When all you have is a hammer, Everything looks like a nail. But behavior is not a skill in the way that we normally think about skills. And it's not teachable in the way that content is teachable, right? A skill, like making a free throw or playing the cello, is teachable in a way that behavior is not. Behavior has to be experienced. Behavior has to be learned, and I use that term in quotes, through consequences.
See... The thing that we get wrong when we take the approach that Nathan Maynard takes in his new book is we see everything as just needing an explanation. Like, oh, this kid is acting up in class, this kid is not doing their work, because they need to learn a skill. Do they?
Do they really? What is the skill of doing your work? What is the skill of not misbehaving? See, the thing about behavior is everybody has the skills. Kids have the skills to behave. They might not perform those skills every time because motivation is a big deal.
Feeling like it matters. Effort matters and is under the control of the individual. And I think what we lose sight of when we treat behavior as a skill is we lose sight of student agency, right? students have free will. Students have the power to choose for themselves how to act.
And when we rob them of that power by framing everything as if it's, oh, you couldn't behave because you don't have the skill, you know, when we take that agency away from them, I'm convinced that we're doing them a terrible disservice and we're failing to solve the problem, right?
If you treat something like a skill that a student doesn't have Rather than, you know, something they can do, but are just choosing not to, you're gonna end up with the wrong solution. So, some of the things that are recommended in this article are just kind of wacky.

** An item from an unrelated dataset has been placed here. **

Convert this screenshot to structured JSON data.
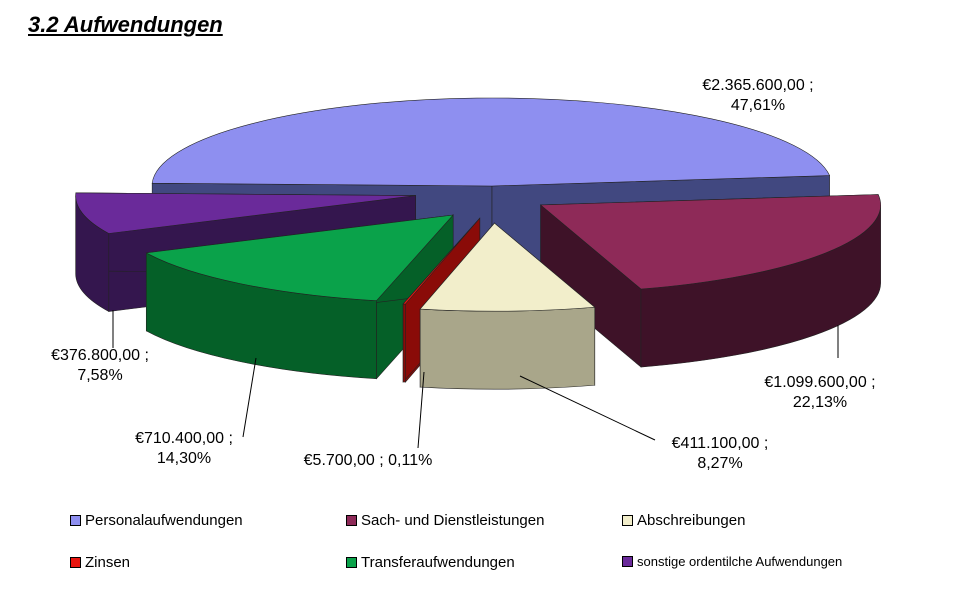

Like, if a kid is tardy to class, well, teach them the skill of being on time and setting a timer. Like, they don't need you to do that. They need a consequence for not getting to class on time. And an amazing thing happens when we stop treating something as a skill
and start just holding kids accountable.
They magically demonstrate the skill. Wow! Who would have thought that they had the skill all along? I think with almost all behaviors that we're talking about in a school setting, and granted, okay, special education, sure, there are IEPs, there are things that need to be taught in a more deliberate way for some kids,
but most of the time when we're talking about behavior, it is not a skill issue. It is a choice, and we need to treat it like a choice. Let me know what you think.